Добавить в цитаты Настройки чтения

Страница 56 из 289

— Здесь так же чисто, как и у тебя, — подал голос Куша, опускаясь на один из стульев. — Прямо жутковато.

— Эй, ты только что назвал своего лучшего друга жутким? — хихикнул я, присаживаясь на соседний. — Не то, чтобы это не соответствовало истине, но ты мог бы выразиться и помягче, старик.

Куша рассмеялся и провёл рукой по волосам.

— Интересный тип этот Аято, — протянул он. — С такими, как он, лучше не конфликтовать, иначе можно не сносить головы.

— Думаю, ты преувеличиваешь, — передёрнул плечами я. — Сейчас он всё нам объяснит, а потом…

Договорить я не смог: дверь открылась, и на пороге возник Аято с огромным подносом.

— У мамы получаются самые вкусные на свете сэндвичи, — вымолвил он, ставя поднос на компьютерный стол. — Папа, кстати, тоже неплохо готовит, но ему больше удаются блюда из мяса.
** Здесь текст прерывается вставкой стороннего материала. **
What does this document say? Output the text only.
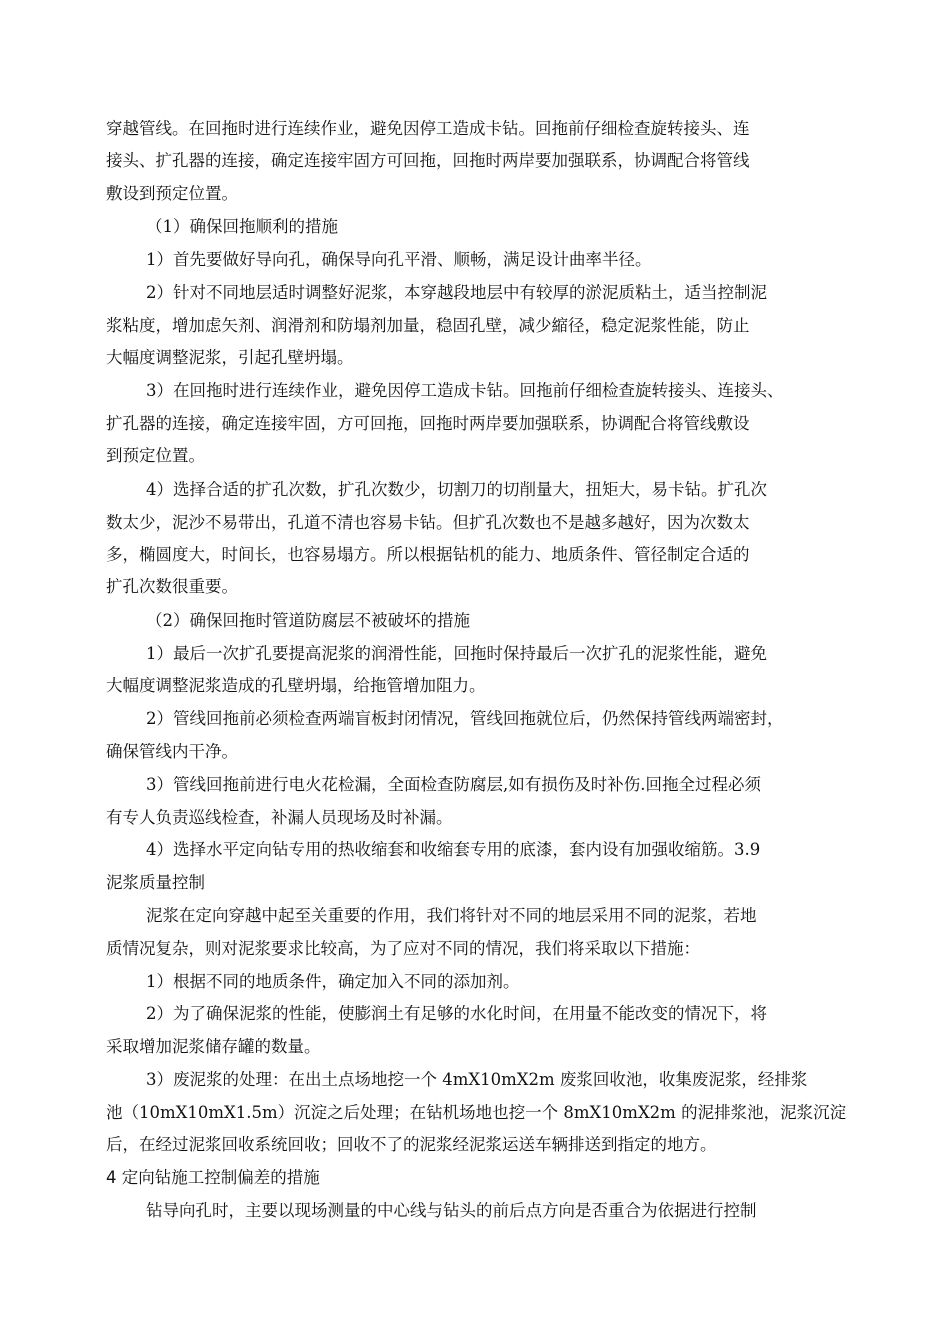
穿越管线。在回拖时进行连续作业，避免因停工造成卡钻。回拖前仔细检查旋转接头、连
接头、扩孔器的连接，确定连接牢固方可回拖，回拖时两岸要加强联系，协调配合将管线
敷设到预定位置。
（1）确保回拖顺利的措施
1）首先要做好导向孔，确保导向孔平滑、顺畅，满足设计曲率半径。
2）针对不同地层适时调整好泥浆，本穿越段地层中有较厚的淤泥质粘土，适当控制泥
浆粘度，增加虑矢剂、润滑剂和防塌剂加量，稳固孔壁，减少縮径，稳定泥浆性能，防止
大幅度调整泥浆，引起孔壁坍塌。
3）在回拖时进行连续作业，避免因停工造成卡钻。回拖前仔细检查旋转接头、连接头、
扩孔器的连接，确定连接牢固，方可回拖，回拖时两岸要加强联系，协调配合将管线敷设
到预定位置。
4）选择合适的扩孔次数，扩孔次数少，切割刀的切削量大，扭矩大，易卡钻。扩孔次
数太少，泥沙不易带出，孔道不清也容易卡钻。但扩孔次数也不是越多越好，因为次数太
多，椭圆度大，时间长，也容易塌方。所以根据钻机的能力、地质条件、管径制定合适的
扩孔次数很重要。
（2）确保回拖时管道防腐层不被破坏的措施
1）最后一次扩孔要提高泥浆的润滑性能，回拖时保持最后一次扩孔的泥浆性能，避免
大幅度调整泥浆造成的孔壁坍塌，给拖管增加阻力。
2）管线回拖前必须检查两端盲板封闭情况，管线回拖就位后，仍然保持管线两端密封，
确保管线内干净。
3）管线回拖前进行电火花检漏，全面检查防腐层,如有损伤及时补伤.回拖全过程必须
有专人负责巡线检查，补漏人员现场及时补漏。
4）选择水平定向钻专用的热收缩套和收缩套专用的底漆，套内设有加强收缩筋。3.9
泥浆质量控制
泥浆在定向穿越中起至关重要的作用，我们将针对不同的地层采用不同的泥浆，若地
质情况复杂，则对泥浆要求比较高，为了应对不同的情况，我们将采取以下措施：
1）根据不同的地质条件，确定加入不同的添加剂。
2）为了确保泥浆的性能，使膨润土有足够的水化时间，在用量不能改变的情况下，将
采取增加泥浆储存罐的数量。
3）废泥浆的处理：在出土点场地挖一个 4mX10mX2m 废浆回收池，收集废泥浆，经排浆
池（10mX10mX1.5m）沉淀之后处理；在钻机场地也挖一个 8mX10mX2m 的泥排浆池，泥浆沉淀
后，在经过泥浆回收系统回收；回收不了的泥浆经泥浆运送车辆排送到指定的地方。
4 定向钻施工控制偏差的措施
钻导向孔时，主要以现场测量的中心线与钻头的前后点方向是否重合为依据进行控制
Как-нибудь приглашу вас на его коронное рагу — это просто пальчики оближешь… Придвигайтесь ближе и налетайте; в качестве напитков я принёс всем горячего чаю, так как для холодного уже не так жарко.

Мы с Кушей послушно встали и вместе со стульями подошли ближе.

— Нам бы неплохо помыть руки, — вяло сказал я, глядя на свои ладони.

— Конечно, — склонил голову Аято. — Ванная напротив. И, как закончите свои дела, возвращайтесь сюда: я задолжал вам рассказ.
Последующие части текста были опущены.